To make the soup, warm the coconut oil in a stockpot over medium heat. Add the onions and sauté until translucent, about 4-5 minutes. Stir in the garlic, ginger, and spices and cook a minute longer until fragrant.
Add the carrots and stir to coat with the onions and spices, then pour in the vegetable broth. Cover the pot and bring to a boil. Once boiling, reduce the heat to medium low and simmer for 25-30 minutes, until the carrots are very tender. Remove from the heat and allow to cool for about 5 minutes, until no longer steaming hot.
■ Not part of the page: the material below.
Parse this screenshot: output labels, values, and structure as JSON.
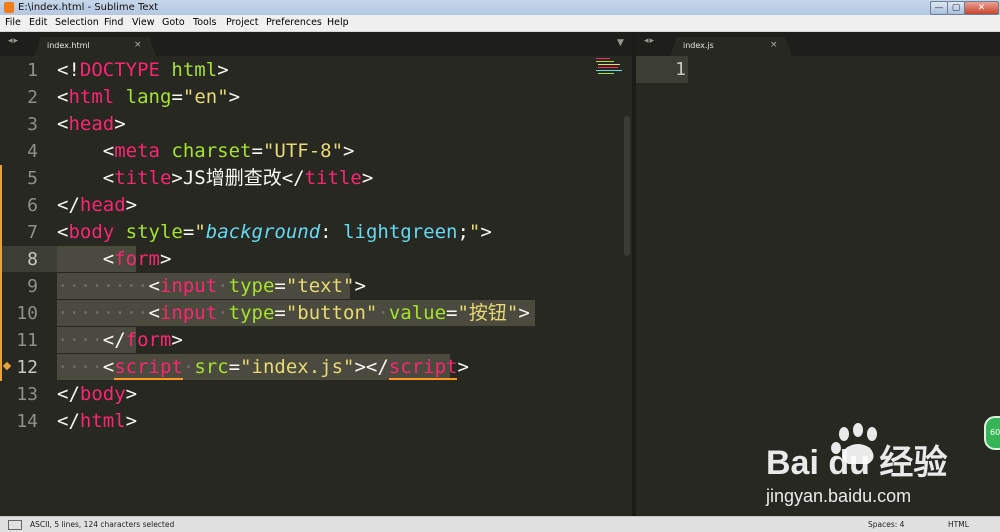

While your soup simmers, roast the chickpeas. Toss the beans in the olive oil and spread on the baking sheet. Sprinkle the spices, salt, and pepper over the top and stir to coat. Roast for 25-30 minutes, until browned and crisp. Remove from the oven and allow to cool slightly.
While the chickpeas cool, return to the soup. Pour the vegetables and broth into a large blender or food processor, and puree until very smooth. Return the soup to the stockpot. Add the coconut milk and lemon or lime juice, and cook until heated through.
To serve, ladle soup into a bowl, drizzle with a little extra coconut milk, if desired, top with roasted chickpeas, and eat.
*Coconut milk from a can, not the refrigerated carton or shelf-stable box. Full fat or lite are both fine.